Ahmose segera mengangkat tangannya kemudian seluruh orang di ruangan itu membungkuk dan meninggalkannya.
"Hati-hati kalau bicara Nat, seseorang bisa mendengarnya," kata Ahmose.
"Kau ini firaun, apa yang kau takutkan? Kekuasaanmu sangat kokoh. Bukankah kau sudah mendapatkan dukungan dari mayoritas pejabat Mesir untuk ini? Mereka tidak akan peduli walau kau berkata buruk soal Amen-Ra atau berencana membunuhnya," ujar Nat.
"Mena juga masih punya pendukung setia. Rakyat jelata dan para pendeta menyukainya. Kalau mereka tahu perpindahan kekuasaan ini direncanakan, bisa saja terjadi masalah," Ahmose menggeleng dan membahasnya dengan suara pelan.
"Tentang Amen-Ra yang didukung dewa Thoth? Tapi kau sendiri punya dukungan dari dewa Seth dan para dewa lain sekutunya. Thoth yang berkomunikasi dengan Amen-Ra, diragukan identitasnya. Lagipula dia bukan seorang dewa yang punya kekuatan besar. Thoth adalah seorang agamawan dan dewa yang netral. Dulu dia kami percaya untuk mengurus Sarkofagus kami, karena kami menganggapnya tidak berpihak. Tapi kenyataannya dia menyingkirkan makam Seth dan sekutunya. Membuatnya sulit terdeteksi. Membuat kita semua kerepotan dan nyaris menyerah untuk membangunkan dewa Seth," Nat mengeluh sambil mencengkram kulit lengan kirinya yang gelap namun pucat merasa marah.
"Kapan dewa Seth akan kembali ke Thebes? Dia menjanjikanku kekuatan. Sebelum niatku goyah, aku harus segera bergerak. Yang Amen-Ra katakan tidak sepenuhnya salah. Mesir memang tidak dirancang menjadi negara militer. Tapi sebelum kerajaan lain menjadi semakin kuat dan mengalahkan mesir, aku harus melemahkan mereka lebih dahulu," kata Ahmose.
"Di rencana awal, kau seharusnya membunuh Amen-Ra begitu kekuasaan resmi di tanganmu. Aku bisa melakukannya. Membuatnya mati lemas seperti sakit alami atau membungkamnya dengan merusak saraf otaknya," Nat mengingatkan sekaligus memberikan penawaran.
"Aku akan membunuhmu kalau kau menyentuh Mena," sahut Ahmose sambil memandangnya tajam.
"Sudah sejak awal kuperingatkan. Kau mendekatinya demi tahta Firaun! Kenapa kau biarkan dirimu jatuh cinta dengannya!
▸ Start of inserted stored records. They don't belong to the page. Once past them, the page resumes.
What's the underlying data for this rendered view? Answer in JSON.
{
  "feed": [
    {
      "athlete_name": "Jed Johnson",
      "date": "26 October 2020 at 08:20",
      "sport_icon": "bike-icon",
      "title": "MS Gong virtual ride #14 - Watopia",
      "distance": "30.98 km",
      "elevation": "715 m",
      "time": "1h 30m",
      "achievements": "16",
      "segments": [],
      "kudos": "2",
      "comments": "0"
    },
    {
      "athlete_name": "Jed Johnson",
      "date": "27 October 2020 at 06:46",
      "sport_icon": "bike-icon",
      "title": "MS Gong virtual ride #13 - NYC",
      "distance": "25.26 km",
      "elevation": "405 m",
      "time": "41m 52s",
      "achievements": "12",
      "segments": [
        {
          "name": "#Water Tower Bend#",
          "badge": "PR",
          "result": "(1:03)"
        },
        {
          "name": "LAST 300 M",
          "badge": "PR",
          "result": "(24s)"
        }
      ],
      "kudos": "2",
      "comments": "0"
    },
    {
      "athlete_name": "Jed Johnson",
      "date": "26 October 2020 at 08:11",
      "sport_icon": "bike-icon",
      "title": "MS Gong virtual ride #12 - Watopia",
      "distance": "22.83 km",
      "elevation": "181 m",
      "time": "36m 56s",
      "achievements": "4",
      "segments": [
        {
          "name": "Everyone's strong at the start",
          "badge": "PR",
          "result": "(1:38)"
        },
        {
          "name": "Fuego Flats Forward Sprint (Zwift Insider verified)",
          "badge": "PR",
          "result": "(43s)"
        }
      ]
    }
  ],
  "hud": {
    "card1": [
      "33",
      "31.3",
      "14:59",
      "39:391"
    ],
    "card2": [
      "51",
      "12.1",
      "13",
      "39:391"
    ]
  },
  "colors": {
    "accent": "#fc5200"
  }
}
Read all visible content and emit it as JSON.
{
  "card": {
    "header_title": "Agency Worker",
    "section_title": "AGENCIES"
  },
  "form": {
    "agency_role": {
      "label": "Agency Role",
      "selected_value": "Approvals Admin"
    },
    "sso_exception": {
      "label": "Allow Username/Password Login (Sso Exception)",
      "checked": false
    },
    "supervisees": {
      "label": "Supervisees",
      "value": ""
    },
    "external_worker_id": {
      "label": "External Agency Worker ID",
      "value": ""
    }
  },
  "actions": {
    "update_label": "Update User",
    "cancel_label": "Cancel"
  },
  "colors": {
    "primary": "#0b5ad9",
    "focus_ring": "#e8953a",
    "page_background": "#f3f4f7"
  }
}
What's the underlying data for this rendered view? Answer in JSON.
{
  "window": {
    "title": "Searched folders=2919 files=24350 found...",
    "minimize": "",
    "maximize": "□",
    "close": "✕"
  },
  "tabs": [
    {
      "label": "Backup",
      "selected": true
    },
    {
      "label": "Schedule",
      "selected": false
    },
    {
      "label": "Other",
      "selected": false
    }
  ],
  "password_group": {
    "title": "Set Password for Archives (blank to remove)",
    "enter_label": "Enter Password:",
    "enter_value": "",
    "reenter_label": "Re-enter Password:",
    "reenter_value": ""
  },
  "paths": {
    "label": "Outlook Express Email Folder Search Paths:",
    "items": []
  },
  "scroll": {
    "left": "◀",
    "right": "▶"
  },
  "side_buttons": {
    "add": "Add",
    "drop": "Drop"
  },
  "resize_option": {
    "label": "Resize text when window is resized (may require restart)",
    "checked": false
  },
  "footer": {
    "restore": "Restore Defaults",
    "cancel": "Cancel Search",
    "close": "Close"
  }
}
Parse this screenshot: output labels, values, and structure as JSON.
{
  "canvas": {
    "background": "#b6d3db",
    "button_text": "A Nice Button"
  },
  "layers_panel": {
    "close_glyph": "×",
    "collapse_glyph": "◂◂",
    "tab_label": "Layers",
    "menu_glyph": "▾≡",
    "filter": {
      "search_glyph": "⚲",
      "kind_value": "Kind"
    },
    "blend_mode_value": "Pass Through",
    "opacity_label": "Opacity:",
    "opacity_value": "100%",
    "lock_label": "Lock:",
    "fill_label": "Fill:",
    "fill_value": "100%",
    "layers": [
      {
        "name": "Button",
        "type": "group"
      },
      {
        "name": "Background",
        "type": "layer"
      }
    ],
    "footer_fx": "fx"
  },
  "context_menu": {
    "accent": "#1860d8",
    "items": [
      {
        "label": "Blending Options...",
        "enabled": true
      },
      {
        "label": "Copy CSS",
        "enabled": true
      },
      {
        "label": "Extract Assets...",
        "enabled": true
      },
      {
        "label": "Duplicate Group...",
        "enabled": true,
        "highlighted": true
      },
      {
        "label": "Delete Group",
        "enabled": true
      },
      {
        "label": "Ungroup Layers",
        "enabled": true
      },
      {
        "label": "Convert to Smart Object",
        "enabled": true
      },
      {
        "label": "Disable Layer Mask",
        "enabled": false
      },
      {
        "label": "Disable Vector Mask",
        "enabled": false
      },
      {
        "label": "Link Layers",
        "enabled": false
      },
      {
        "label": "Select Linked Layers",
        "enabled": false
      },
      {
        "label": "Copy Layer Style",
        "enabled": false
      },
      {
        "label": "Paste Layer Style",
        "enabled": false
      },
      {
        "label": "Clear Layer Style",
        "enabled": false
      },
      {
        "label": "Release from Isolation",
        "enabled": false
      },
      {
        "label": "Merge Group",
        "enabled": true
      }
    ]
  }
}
Dia kini menjadi kelemahanmu Firaun Ahmose!" Nat berkata marah.
"Aku sama sekali tidak bisa membayangkan masa depanku tanpanya. Seharusnya kau menjadi yang paling paham akan diriku, dewi Anat," Ahmose menyebut nama asli dari penyihir itu. Dia adalah Anat sang Dewi perang.
Anat adalah salah seorang istri dari Seth yang setia. Dia dinikahkan dengan Seth oleh Ra setelah peristiwa pengkhianatan yang dilakukan oleh Nephtys istri pertama Seth. Nepthys yang jatuh cinta pada Osiris, kakak kandung dari Seth, menyamar menjadi Dewi Isis—-istri Osiris, kemudian tidur dengannya. Seth yang murka dan merasa dikhianati pun mengejar Osiris dan membunuhnya kemudian memutilasi tubuhnya. Seth menyebarkan potongan tubuhnya ke seluruh dunia dan membuat Isis sibuk mengumpulkannya. Nepthys sendiri meninggalkan Seth dan bersama Isis berusaha menghidupkan kembali Osiris.
Tatkala seluruh potongan tubuh Osiris ditemukan. Isis pun menyembuhkannya dan membuatnya hidup kembali. Namun karena Osiris sudah menyentuh dunia kematian, maka dia hanya bisa menjadi dewa alam bawah dan menguasai dunia orang mati. Seth pun mendapuk dirinya sebagai penguasa mesir berikutnya dan mengklaim singgasana Osiris.
Seburuk apapun pengkhianatan Nepthys, Seth tetap mencintainya dan tidak kuasa berbuat buruk terhadapnya. Anat mendampingi Seth dengan penuh kesetiaan meskipun hatinya terluka mengetahui suaminya tidak benar-benar menginginkannya.
Ketika semua dewa Mesir tertidur dalam Sarkofagus mereka lima ribu tahun silam, mereka semua memutuskan menyerahkan nasib mereka pada takdir. Baik kubu Osiris maupun Seth sepakat untuk menunggu. Selain metabolisme tubuh mereka mengharuskan mereka untuk mengistirahatkan tubuhnya sementara—-mereka juga sama-sama berusaha memahami ramalan terakhir dari Dewa Ra sebelum dewa matahari itu meninggalkan Bumi.